Le propanier Superior Propane distribue du propane dans des villas d’un complexe résidentiel appelé Seascapes (West Vancouver). Le propane est acheminé sous forme liquide dans une grande citerne, puis vaporisé sous forme gazeuse et distribué aux différentes unités d’habitation à travers un réseau de distribution construit par Superior Propane. Les habitants sont facturés selon leur consommation. L’arrangement entre Superior et Seascapes est gouverné par un master contrat.
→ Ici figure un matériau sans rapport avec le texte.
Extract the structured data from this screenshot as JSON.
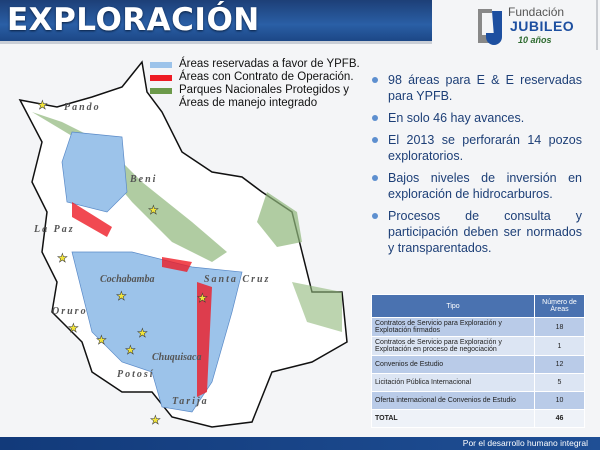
{
  "header": {
    "title": "EXPLORACIÓN"
  },
  "logo": {
    "line1": "Fundación",
    "line2": "JUBILEO",
    "line3": "10 años"
  },
  "legend": [
    {
      "label": "Áreas reservadas a favor de YPFB.",
      "color": "#9cc3ea"
    },
    {
      "label": "Áreas con Contrato de Operación.",
      "color": "#ee1c25"
    },
    {
      "label": "Parques Nacionales Protegidos y Áreas de manejo integrado",
      "color": "#6c9a4a"
    }
  ],
  "map": {
    "regions": [
      "Pando",
      "Beni",
      "La Paz",
      "Cochabamba",
      "Santa Cruz",
      "Oruro",
      "Chuquisaca",
      "Potosí",
      "Tarija"
    ]
  },
  "bullets": [
    "98 áreas  para E & E reservadas para YPFB.",
    "En solo 46 hay avances.",
    "El 2013 se perforarán 14 pozos exploratorios.",
    "Bajos niveles de inversión en exploración de hidrocarburos.",
    "Procesos de consulta y participación deben ser normados y transparentados."
  ],
  "table": {
    "headers": [
      "Tipo",
      "Número de Áreas"
    ],
    "rows": [
      [
        "Contratos de Servicio para Exploración y Explotación firmados",
        "18"
      ],
      [
        "Contratos de Servicio para Exploración y Explotación en proceso de negociación",
        "1"
      ],
      [
        "Convenios de Estudio",
        "12"
      ],
      [
        "Licitación Pública Internacional",
        "5"
      ],
      [
        "Oferta internacional de Convenios de Estudio",
        "10"
      ]
    ],
    "total": [
      "TOTAL",
      "46"
    ]
  },
  "footer": {
    "text": "Por el desarrollo humano integral"
  }
}
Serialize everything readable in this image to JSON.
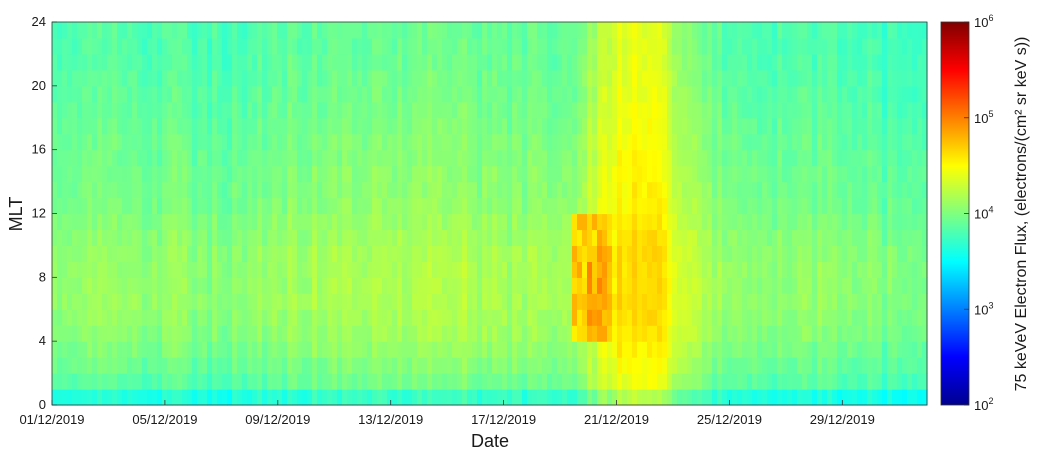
{
  "chart_data": {
    "type": "heatmap",
    "title": "",
    "xlabel": "Date",
    "ylabel": "MLT",
    "colorbar_label": "75 keVeV Electron Flux, (electrons/(cm² sr keV s))",
    "x_tick_labels": [
      "01/12/2019",
      "05/12/2019",
      "09/12/2019",
      "13/12/2019",
      "17/12/2019",
      "21/12/2019",
      "25/12/2019",
      "29/12/2019"
    ],
    "x_range": [
      "01/12/2019",
      "01/01/2020"
    ],
    "y_ticks": [
      0,
      4,
      8,
      12,
      16,
      20,
      24
    ],
    "ylim": [
      0,
      24
    ],
    "color_scale": "log",
    "colormap": "jet",
    "clim": [
      100,
      1000000
    ],
    "colorbar_ticks": [
      {
        "base": "10",
        "exp": "2",
        "value": 100
      },
      {
        "base": "10",
        "exp": "3",
        "value": 1000
      },
      {
        "base": "10",
        "exp": "4",
        "value": 10000
      },
      {
        "base": "10",
        "exp": "5",
        "value": 100000
      },
      {
        "base": "10",
        "exp": "6",
        "value": 1000000
      }
    ],
    "grid": false,
    "day_flux_log10": [
      3.95,
      3.98,
      3.96,
      3.97,
      4.0,
      3.95,
      3.93,
      4.02,
      4.05,
      4.03,
      4.08,
      4.1,
      4.06,
      4.12,
      4.09,
      4.05,
      4.03,
      4.07,
      4.06,
      4.42,
      4.6,
      4.5,
      4.2,
      4.05,
      3.97,
      3.95,
      4.0,
      3.98,
      3.96,
      3.9,
      3.92,
      3.88
    ],
    "mlt_profile_log10": [
      -0.35,
      -0.12,
      -0.05,
      0.0,
      0.05,
      0.08,
      0.1,
      0.1,
      0.1,
      0.09,
      0.06,
      0.03,
      0.0,
      -0.02,
      -0.03,
      -0.05,
      -0.06,
      -0.08,
      -0.1,
      -0.12,
      -0.13,
      -0.15,
      -0.16,
      -0.16
    ],
    "enhancement_event": {
      "dates": [
        "19/12/2019",
        "20/12/2019"
      ],
      "mlt_range": [
        4,
        12
      ],
      "peak_flux_log10": 4.95
    }
  }
}
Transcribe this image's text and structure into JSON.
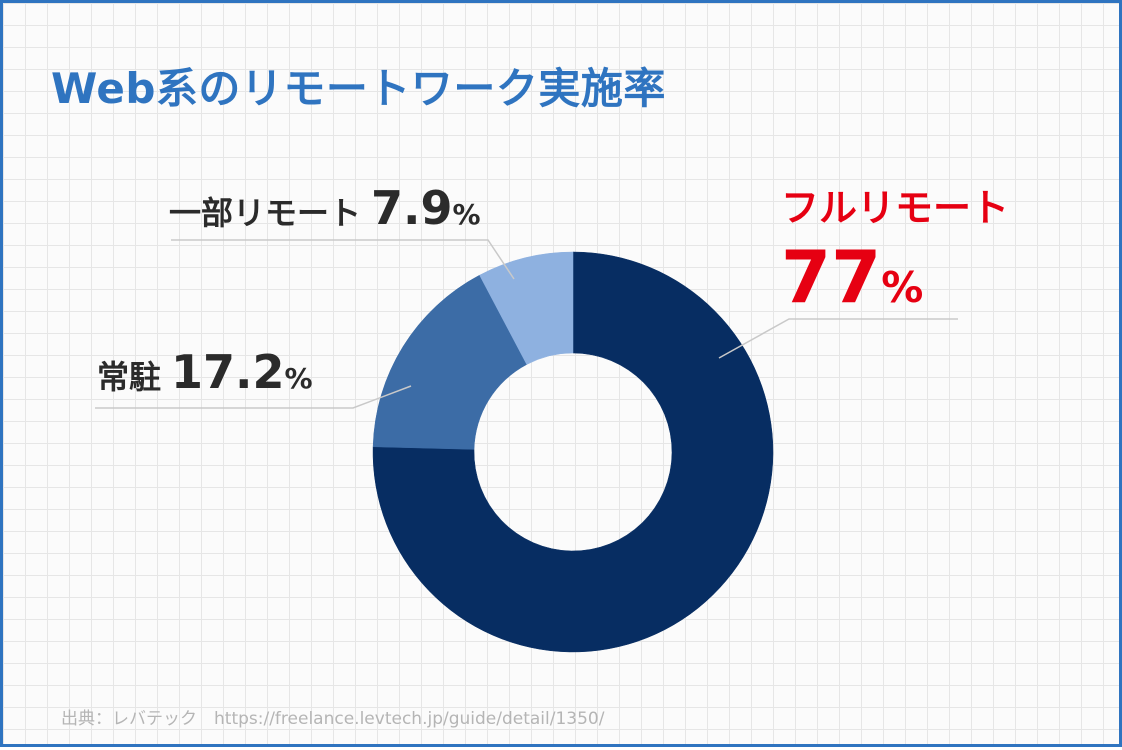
{
  "title": "Web系のリモートワーク実施率",
  "source": "出典：レバテック　https://freelance.levtech.jp/guide/detail/1350/",
  "colors": {
    "title": "#2f74c0",
    "highlight": "#e60012",
    "frame": "#2f74c0"
  },
  "chart_data": {
    "type": "pie",
    "title": "Web系のリモートワーク実施率",
    "donut": true,
    "start": "top, clockwise",
    "legend": "none",
    "slices": [
      {
        "label": "フルリモート",
        "value": 77,
        "value_text": "77",
        "unit": "%",
        "color": "#072d62"
      },
      {
        "label": "常駐",
        "value": 17.2,
        "value_text": "17.2",
        "unit": "%",
        "color": "#3c6ca6"
      },
      {
        "label": "一部リモート",
        "value": 7.9,
        "value_text": "7.9",
        "unit": "%",
        "color": "#8eb1e0"
      }
    ]
  }
}
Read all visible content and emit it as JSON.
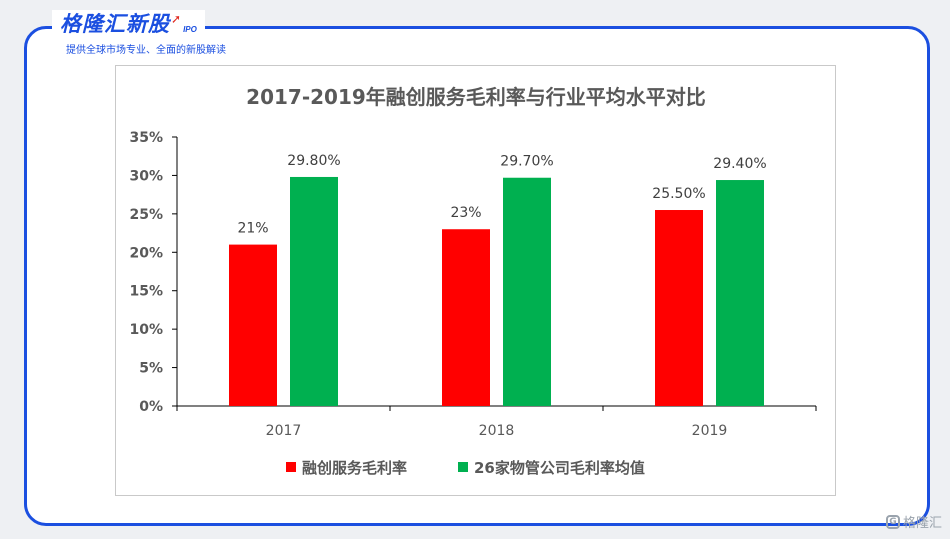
{
  "brand": {
    "name": "格隆汇新股",
    "sub": "IPO",
    "tagline": "提供全球市场专业、全面的新股解读"
  },
  "watermark": {
    "text": "格隆汇",
    "icon": "brand-logo-icon"
  },
  "colors": {
    "frame": "#1b4fe0",
    "series1": "#ff0000",
    "series2": "#00b050"
  },
  "chart_data": {
    "type": "bar",
    "title": "2017-2019年融创服务毛利率与行业平均水平对比",
    "categories": [
      "2017",
      "2018",
      "2019"
    ],
    "series": [
      {
        "name": "融创服务毛利率",
        "color": "#ff0000",
        "values": [
          21.0,
          23.0,
          25.5
        ],
        "labels": [
          "21%",
          "23%",
          "25.50%"
        ]
      },
      {
        "name": "26家物管公司毛利率均值",
        "color": "#00b050",
        "values": [
          29.8,
          29.7,
          29.4
        ],
        "labels": [
          "29.80%",
          "29.70%",
          "29.40%"
        ]
      }
    ],
    "yticks": [
      "0%",
      "5%",
      "10%",
      "15%",
      "20%",
      "25%",
      "30%",
      "35%"
    ],
    "ylim": [
      0,
      35
    ],
    "grid": false,
    "legend_position": "bottom",
    "xlabel": "",
    "ylabel": ""
  }
}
Des accords individuels régissent les relations  entre Superior et les propriétaires des villas du complexe immobilier.

La BCUC a été sollicitée par un résident  gestionnaire de propriété, au sujet de la fourniture de propane à Seascapes.  Cela a amené la BCUC à considérer la question de savoir  si Superior exerçait sur place les attributions  d’un « service public ». Si Superior était un service public, l’entreprise était sujette à la réglementation de la « Loi sur la Commission des Services Publics ». Entre autres obligations, la loi prévoit que les tarifs de vente de l’énergie soient approuvés par la BCUC  avant toute modification. La BCUC doit vérifier que les nouveaux tarifs sont « justes et raisonnables ».
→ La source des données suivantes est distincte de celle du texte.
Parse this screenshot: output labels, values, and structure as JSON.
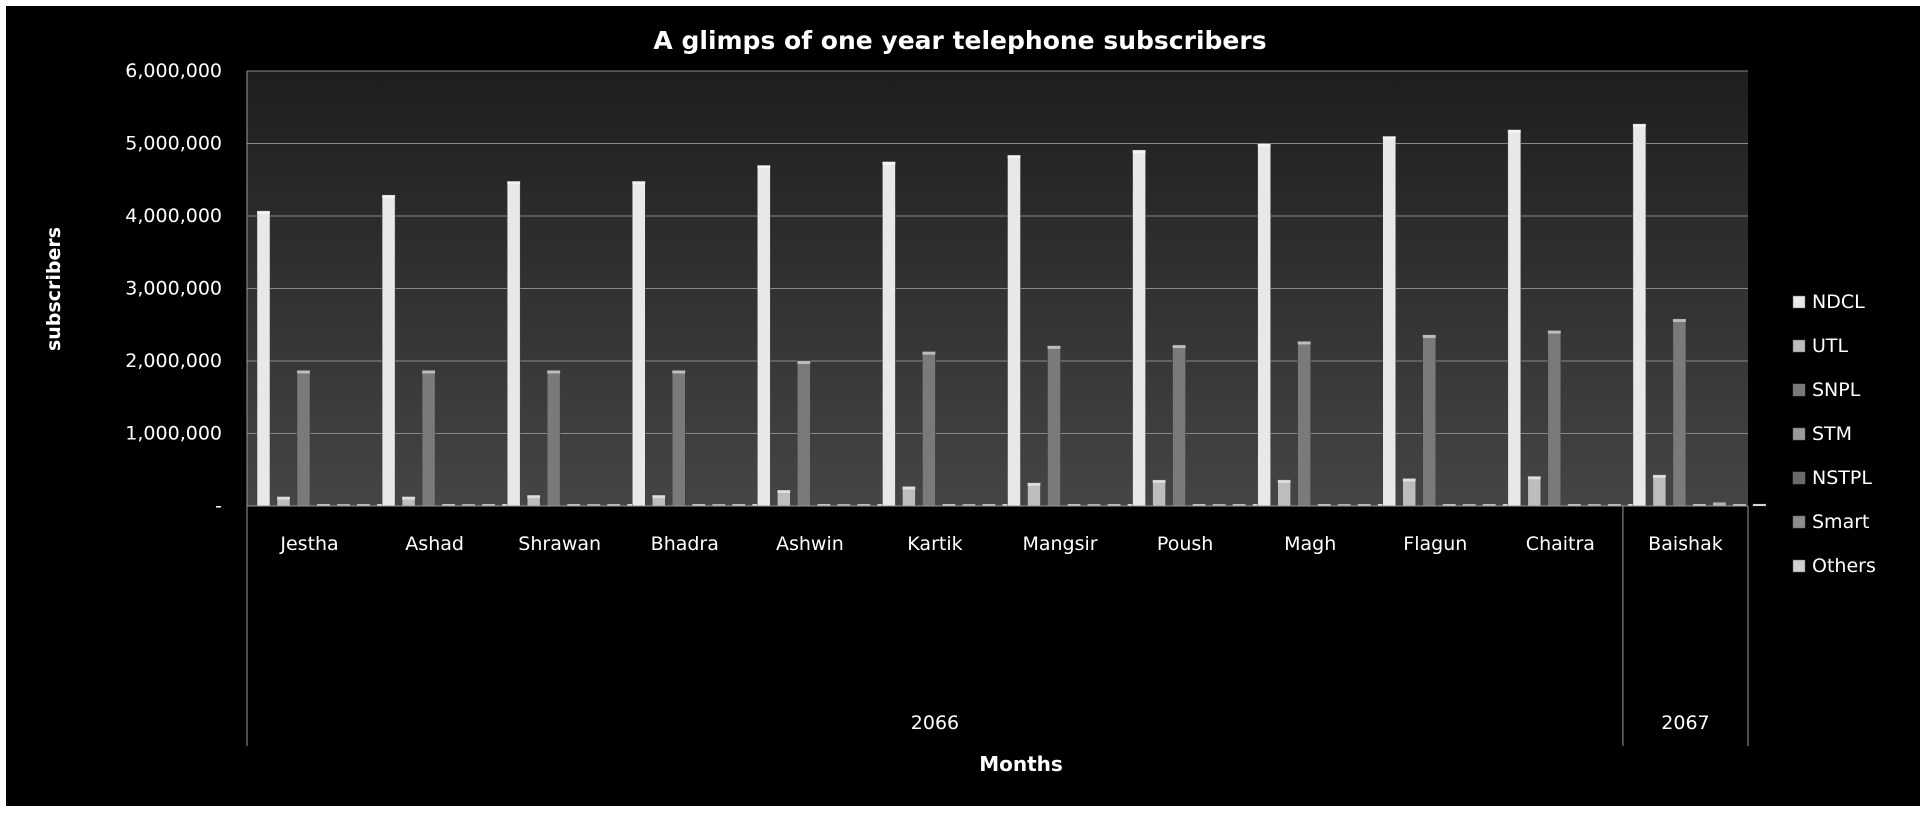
{
  "chart_data": {
    "type": "bar",
    "title": "A glimps of one year telephone subscribers",
    "xlabel": "Months",
    "ylabel": "subscribers",
    "ylim": [
      0,
      6000000
    ],
    "yticks": [
      {
        "value": 0,
        "label": "-"
      },
      {
        "value": 1000000,
        "label": "1,000,000"
      },
      {
        "value": 2000000,
        "label": "2,000,000"
      },
      {
        "value": 3000000,
        "label": "3,000,000"
      },
      {
        "value": 4000000,
        "label": "4,000,000"
      },
      {
        "value": 5000000,
        "label": "5,000,000"
      },
      {
        "value": 6000000,
        "label": "6,000,000"
      }
    ],
    "grid": true,
    "legend_position": "right",
    "categories": [
      "Jestha",
      "Ashad",
      "Shrawan",
      "Bhadra",
      "Ashwin",
      "Kartik",
      "Mangsir",
      "Poush",
      "Magh",
      "Flagun",
      "Chaitra",
      "Baishak"
    ],
    "category_groups": [
      {
        "label": "2066",
        "count": 11
      },
      {
        "label": "2067",
        "count": 1
      }
    ],
    "series": [
      {
        "name": "NDCL",
        "color": "#e8e8e8",
        "values": [
          4070000,
          4290000,
          4480000,
          4480000,
          4700000,
          4750000,
          4840000,
          4910000,
          5000000,
          5100000,
          5190000,
          5270000
        ]
      },
      {
        "name": "UTL",
        "color": "#bdbdbd",
        "values": [
          130000,
          130000,
          150000,
          150000,
          220000,
          270000,
          320000,
          360000,
          360000,
          380000,
          410000,
          430000
        ]
      },
      {
        "name": "SNPL",
        "color": "#7a7a7a",
        "values": [
          1870000,
          1870000,
          1870000,
          1870000,
          2000000,
          2130000,
          2210000,
          2220000,
          2270000,
          2360000,
          2420000,
          2580000
        ]
      },
      {
        "name": "STM",
        "color": "#9a9a9a",
        "values": [
          5000,
          5000,
          5000,
          5000,
          5000,
          5000,
          5000,
          5000,
          5000,
          5000,
          5000,
          5000
        ]
      },
      {
        "name": "NSTPL",
        "color": "#6a6a6a",
        "values": [
          0,
          0,
          0,
          0,
          0,
          0,
          0,
          0,
          0,
          0,
          0,
          50000
        ]
      },
      {
        "name": "Smart",
        "color": "#8c8c8c",
        "values": [
          0,
          0,
          0,
          0,
          0,
          0,
          0,
          0,
          0,
          0,
          0,
          0
        ]
      },
      {
        "name": "Others",
        "color": "#d0d0d0",
        "values": [
          5000,
          5000,
          5000,
          5000,
          5000,
          5000,
          5000,
          5000,
          5000,
          5000,
          5000,
          5000
        ]
      }
    ]
  }
}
Selon la Loi en question, un service public de l’énergie est une entreprise qui possède ou gère des biens concourant à la production d’un agent pour la production de chaleur ou de puissance. Cependant pour des raisons légales, la notion de service public ne peut inclure une entreprise du secteur pétrolier. Si toutes les parties prenantes (les pouvoirs publics, Superior Propane et Seascapes) sont tous d’accord pour reconnaitre  que Superior Propane est un service public de prime abord (« a prima facie utility »), l’essentiel du débat a tourné autour la question de savoir si Superior était, oui ou non,  une entreprise pétrolière, et à ce titre,  exonérée de la réglementation relative aux services publics.

Seascapes

« One of Vancouver’s best kept secrets »  selon les agences immobilières du coin …

Le cannabis à la rescousse des consommateurs

La définition de “produits pétroliers” au Canada inclut les produits suivants : « essence, naphta, benzène, kérosène, lubrifiants, pétrole lampant, fuel,  paraffine,  butane liquide,  propane liquide  et autres GPL et tout dérivé du pétrole brut et de tous produits obtenus du pétrole brut, qu’il soit ou non mélangé ou ajouté à d’autres choses ».  Le Ministère de l’énergie et des mines de la Colombie Britannique s’étant visiblement rangé du côté des consommateurs, la difficulté  était de parvenir à exclure le propane livré aux propriétaires de villas  de cette définition. A priori une  définition aussi large ne laissait guère de chance aux défenseurs des consommateurs. La Commission  a quand même trouvé la faille (vous pouvez lire l’intégralité de la décision ici).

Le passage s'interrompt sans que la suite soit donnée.